SYDNEY: The Australian sharemarket edged slightly lower in early trade following further declines in the US and European markets as Greece battles to avert a default on its debt.
At the 10.15am (AEST) official market open, the benchmark S&P/ASX200 index was down 9.2 points, or 0.17 per cent, at 5,529.6, while the broader All Ordinaries index lost 9.1 points, or 0.16 per cent, to 5,532.4.
Rivkin Securities chief executive Scott Schuberg said caution about events in Europe may help curb sharp market moves.
“We remain in territory that is not yet suggestive of a continuation of the broader down trend.

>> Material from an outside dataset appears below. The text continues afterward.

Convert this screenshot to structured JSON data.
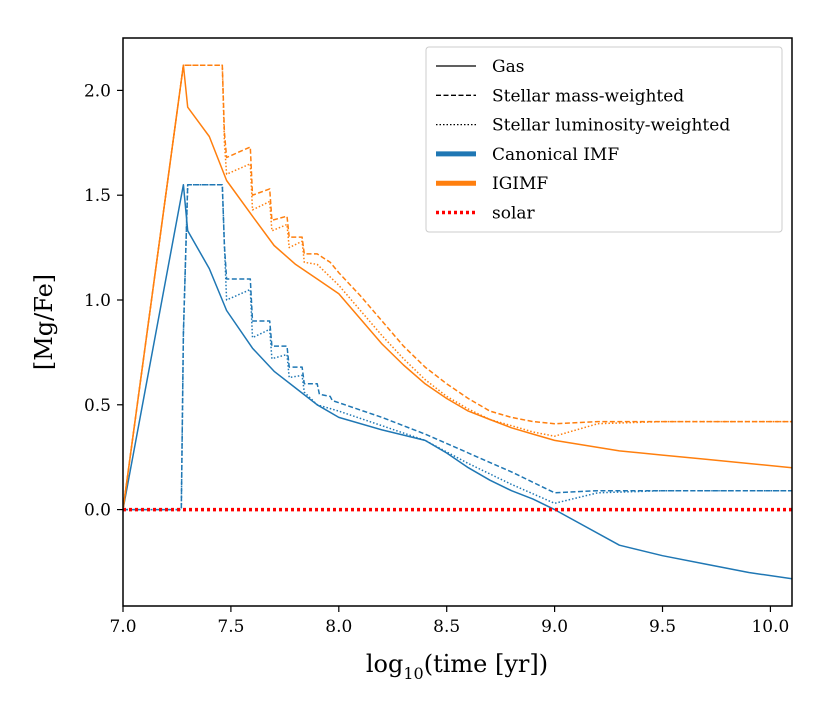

It is as though Australian investors are holding out for some brighter news from Europe this week,” he said.
US stocks closed weaker, but pared their steepest losses, following the latest setback in bailout talks between Greece and its European creditors. The Dow Jones Industrial Average lost 0.6 per cent, while the S&P 500 index lost 0.5 per cent.
Locally, insurer IAG announced today that Warren Buffett’s Berkshire Hathaway would take a 3.7 per cent stake in the company through a $500 million share placement, that was agreed as part of a wider alliance. The company’s share’s rallied 4.13 per cent to $5.80 at the opening.
The market focus will turn this morning to the 11.30am (AEST) release of the Reserve Bank’s June board meeting minutes.
Elsewhere today, the ANZ-Roy Morgan weekly survey showed a rise in consumer confidence, while the Australian Bureau of Statistics is set to release new motor vehicle sales figures for May.